Review of The Mother

The Mother (2003)
A very contemporary British "kitchen sink drama"
28 June 2004
"The Mother" is a raw unpeeling of relationships between older parents and adult children in a very contemporary take on the British "kitchen sink drama".

Every character is baldly selfish to the point of startling brutality. Each one responds to attempted openings of lines of communication with "But what about me?"

The naturalism is palpably realistic, such that when Hanif Kureish's script crosses a line to go a bit over the top it's upsetting and jarring.

Director Roger Michell is particularly good at capturing the domestic mise en scene of sounds -- from simultaneous conversations to children's chatter -- and sights, such as lingering over meaningful visuals from a pair of old slippers to a casually bare torso.

Anne Reid gives the gutsiest older woman performance since Kathy Bates in "About Schmidt" and Helen Mirren in "Calendar Girls," but those were mostly played for laughs and didn't reveal the painful de-layering of inhibitions. Her character's continued low self-esteem to the point of accepting abuse is difficult to watch.

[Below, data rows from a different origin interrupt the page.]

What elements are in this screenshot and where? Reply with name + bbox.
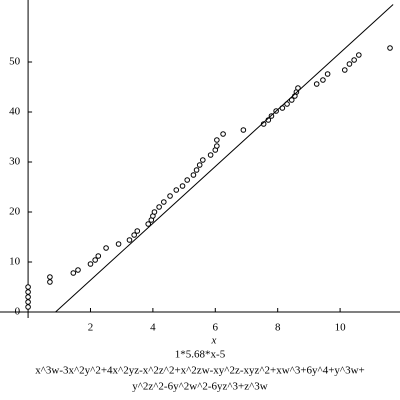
point (295, 85, 301, 91)
point (356, 52, 362, 58)
point (220, 131, 226, 137)
point (126, 237, 133, 243)
point (179, 183, 186, 189)
x-tick-label: 10 (335, 322, 347, 334)
point (131, 232, 137, 238)
point (25, 284, 31, 290)
y-tick-label: 20 (9, 206, 21, 218)
point (115, 241, 122, 247)
y-tick-label: 0 (15, 306, 21, 318)
point (341, 67, 348, 73)
point (156, 204, 162, 210)
y-tick-label: 50 (9, 56, 21, 68)
x-tick-label: 2 (88, 322, 94, 334)
point (47, 279, 53, 285)
fit-line (55, 4, 394, 313)
point (320, 77, 326, 83)
point (92, 257, 98, 263)
y-tick-label: 10 (9, 256, 21, 268)
point (288, 97, 295, 103)
point (324, 71, 331, 77)
point (25, 304, 31, 310)
point (387, 45, 393, 51)
point (196, 162, 203, 168)
x-axis-label: x (211, 335, 217, 347)
x-tick-label: 6 (213, 322, 219, 334)
point (351, 57, 357, 63)
y-tick-label: 30 (9, 156, 21, 168)
point (87, 261, 94, 267)
point (173, 187, 180, 193)
point (193, 167, 200, 173)
point (184, 177, 191, 183)
point (75, 267, 81, 273)
point (200, 157, 206, 163)
point (214, 137, 220, 143)
point (161, 199, 167, 205)
point (25, 289, 31, 295)
point (313, 81, 320, 87)
point (346, 61, 353, 67)
x-tick-label: 4 (150, 322, 156, 334)
point (134, 228, 141, 234)
point (207, 152, 214, 158)
point (151, 209, 158, 215)
point (70, 270, 77, 276)
point (95, 253, 102, 259)
point (167, 193, 173, 199)
x-tick-label: 8 (275, 322, 281, 334)
point (214, 143, 220, 149)
point (47, 274, 53, 280)
point (25, 294, 31, 300)
point (240, 127, 247, 133)
y-tick-label: 40 (9, 106, 21, 118)
caption: y^2z^2-6y^2w^2-6yz^3+z^3w (132, 381, 268, 393)
point (103, 245, 109, 251)
caption: 1*5.68*x-5 (175, 349, 226, 361)
caption: x^3w-3x^2y^2+4x^2yz-x^2z^2+x^2zw-xy^2z-x… (35, 365, 365, 377)
point (25, 299, 31, 305)
point (145, 221, 152, 227)
point (190, 172, 197, 178)
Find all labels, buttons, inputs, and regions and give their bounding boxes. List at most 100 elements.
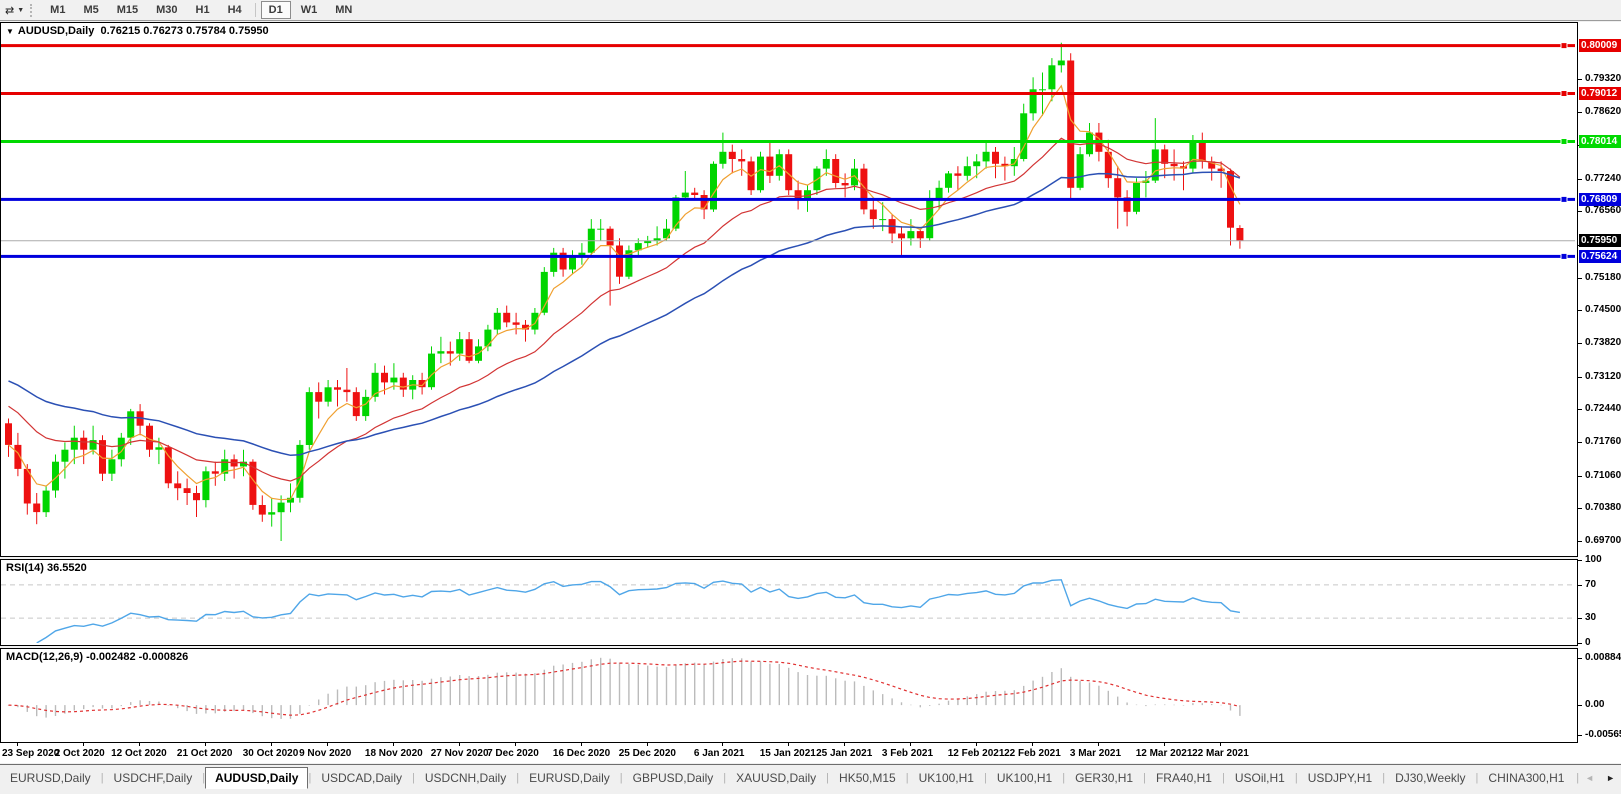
main-chart-pane[interactable]: ▼ AUDUSD,Daily 0.76215 0.76273 0.75784 0.… xyxy=(0,22,1578,557)
date-label: 3 Feb 2021 xyxy=(881,748,934,759)
date-tick-mark xyxy=(204,743,206,746)
date-label: 3 Mar 2021 xyxy=(1069,748,1122,759)
rsi-pane[interactable]: RSI(14) 36.5520 xyxy=(0,559,1578,646)
tab-separator: | xyxy=(905,772,909,784)
price-tick-mark xyxy=(1578,343,1582,345)
date-label: 27 Nov 2020 xyxy=(430,748,489,759)
date-tick-mark xyxy=(580,743,582,746)
tab-separator: | xyxy=(1143,772,1146,784)
macd-pane[interactable]: MACD(12,26,9) -0.002482 -0.000826 xyxy=(0,648,1578,743)
price-level-badge: 0.76809 xyxy=(1579,192,1621,206)
chart-symbol-label: AUDUSD,Daily xyxy=(17,25,95,37)
tab-separator: | xyxy=(1382,772,1386,784)
tab-separator: | xyxy=(723,772,727,784)
tab-separator: | xyxy=(202,772,206,784)
tab-separator: | xyxy=(516,772,520,784)
date-tick-mark xyxy=(458,743,460,746)
price-tick-mark xyxy=(1578,409,1582,411)
chart-title: ▼ AUDUSD,Daily 0.76215 0.76273 0.75784 0.… xyxy=(6,25,269,37)
chart-tab-audusd-daily[interactable]: AUDUSD,Daily xyxy=(205,766,309,789)
chart-tab-hk50-m15[interactable]: HK50,M15 xyxy=(839,771,896,785)
timeframe-button-mn[interactable]: MN xyxy=(335,4,353,16)
date-label: 30 Oct 2020 xyxy=(242,748,299,759)
rsi-levels-layer xyxy=(1,584,1575,619)
chart-tab-uk100-h1[interactable]: UK100,H1 xyxy=(918,771,974,785)
chart-tab-china300-h1[interactable]: CHINA300,H1 xyxy=(1488,771,1565,785)
price-tick-label: 0.75180 xyxy=(1585,271,1621,283)
tab-separator: | xyxy=(1294,772,1298,784)
moving-averages-layer xyxy=(8,84,1241,501)
chart-tab-gbpusd-daily[interactable]: GBPUSD,Daily xyxy=(632,771,714,785)
chart-tabs-bar: EURUSD,Daily | USDCHF,Daily | AUDUSD,Daily | U… xyxy=(0,764,1621,791)
timeframe-button-m5[interactable]: M5 xyxy=(83,4,99,16)
price-axis[interactable]: 0.793200.786200.779400.772400.765600.758… xyxy=(1578,22,1621,743)
price-tick-label: 0.71060 xyxy=(1585,469,1621,481)
date-tick-mark xyxy=(270,743,272,746)
price-tick-mark xyxy=(1578,178,1582,180)
date-label: 25 Jan 2021 xyxy=(816,748,873,759)
date-label: 12 Oct 2020 xyxy=(111,748,167,759)
chart-tab-usdcad-daily[interactable]: USDCAD,Daily xyxy=(321,771,402,785)
date-label: 22 Mar 2021 xyxy=(1192,748,1249,759)
price-tick-label: 0 xyxy=(1585,637,1591,648)
timeframe-button-h4[interactable]: H4 xyxy=(227,4,242,16)
date-label: 18 Nov 2020 xyxy=(364,748,423,759)
collapse-marker-icon[interactable]: ▼ xyxy=(6,27,14,36)
timeframe-button-m30[interactable]: M30 xyxy=(156,4,178,16)
rsi-line xyxy=(36,579,1241,643)
date-label: 16 Dec 2020 xyxy=(552,748,611,759)
timeframe-button-m1[interactable]: M1 xyxy=(50,4,66,16)
chart-tab-dj30-weekly[interactable]: DJ30,Weekly xyxy=(1395,771,1466,785)
price-level-badge: 0.80009 xyxy=(1579,39,1621,53)
chart-ohlc-quotes: 0.76215 0.76273 0.75784 0.75950 xyxy=(100,25,269,37)
price-tick-label: 70 xyxy=(1585,578,1597,590)
date-label: 9 Nov 2020 xyxy=(299,748,352,759)
timeframe-button-m15[interactable]: M15 xyxy=(116,4,139,16)
chart-tab-usoil-h1[interactable]: USOil,H1 xyxy=(1234,771,1285,785)
tabs-scroll-left-icon[interactable]: ◄ xyxy=(1585,773,1595,783)
date-tick-mark xyxy=(1032,743,1034,746)
rsi-canvas[interactable] xyxy=(1,560,1575,643)
price-tick-label: 0.73120 xyxy=(1585,370,1621,382)
price-tick-mark xyxy=(1578,310,1582,312)
chart-tab-fra40-h1[interactable]: FRA40,H1 xyxy=(1155,771,1212,785)
chart-tab-xauusd-daily[interactable]: XAUUSD,Daily xyxy=(736,771,817,785)
date-tick-mark xyxy=(646,743,648,746)
tab-separator: | xyxy=(1062,772,1066,784)
price-chart-canvas[interactable] xyxy=(1,23,1575,554)
toolbar-dropdown-caret-icon[interactable]: ▼ xyxy=(17,6,25,14)
timeframe-button-d1[interactable]: D1 xyxy=(260,1,291,19)
chart-tab-ger30-h1[interactable]: GER30,H1 xyxy=(1075,771,1134,785)
price-tick-mark xyxy=(1578,112,1582,114)
date-label: 21 Oct 2020 xyxy=(176,748,233,759)
price-tick-mark xyxy=(1578,442,1582,444)
date-label: 12 Feb 2021 xyxy=(947,748,1005,759)
chart-tab-eurusd-daily[interactable]: EURUSD,Daily xyxy=(10,771,91,785)
macd-canvas[interactable] xyxy=(1,649,1575,740)
price-level-badge: 0.75950 xyxy=(1579,234,1621,248)
chart-tab-usdjpy-h1[interactable]: USDJPY,H1 xyxy=(1307,771,1373,785)
toolbar-grip xyxy=(30,3,35,17)
tab-separator: | xyxy=(412,772,415,784)
date-tick-mark xyxy=(392,743,394,746)
chart-tab-eurusd-daily[interactable]: EURUSD,Daily xyxy=(529,771,610,785)
timeframe-button-h1[interactable]: H1 xyxy=(195,4,210,16)
chart-tab-uk100-h1[interactable]: UK100,H1 xyxy=(996,771,1053,785)
macd-histogram-layer xyxy=(7,657,1241,719)
timeframe-button-w1[interactable]: W1 xyxy=(300,4,318,16)
chart-tab-usdchf-daily[interactable]: USDCHF,Daily xyxy=(113,771,193,785)
tab-separator: | xyxy=(619,772,623,784)
price-tick-label: 0.73820 xyxy=(1585,337,1621,349)
date-axis[interactable]: 23 Sep 2020 2 Oct 2020 12 Oct 2020 21 Oct 2… xyxy=(0,743,1621,763)
toolbar-charts-icon[interactable]: ⇄ xyxy=(5,4,15,17)
tab-separator: | xyxy=(1576,772,1580,784)
tab-separator: | xyxy=(983,772,987,784)
price-tick-label: 30 xyxy=(1585,612,1597,624)
chart-tab-usdcnh-daily[interactable]: USDCNH,Daily xyxy=(424,771,507,785)
price-tick-mark xyxy=(1578,277,1582,279)
date-label: 15 Jan 2021 xyxy=(759,748,816,759)
date-label: 23 Sep 2020 xyxy=(2,748,60,759)
tabs-scroll-right-icon[interactable]: ► xyxy=(1606,773,1615,783)
price-tick-label: 0.71760 xyxy=(1585,436,1621,448)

Except for a very atypical appearance in the first "Lara Croft," Daniel Craig has avoided depending on his magnetic hunkiness on screen. Here, as in "Sylvia," his manliness is a protean catalyst for the plot. In a complex triangle of relationships, his carpenter obliges the other characters' obsessions to project their fantasies and needs on to him.

While the grandmother finds some independence and self-respect, I'm not optimistic about the grandchildren in this dysfunctional family.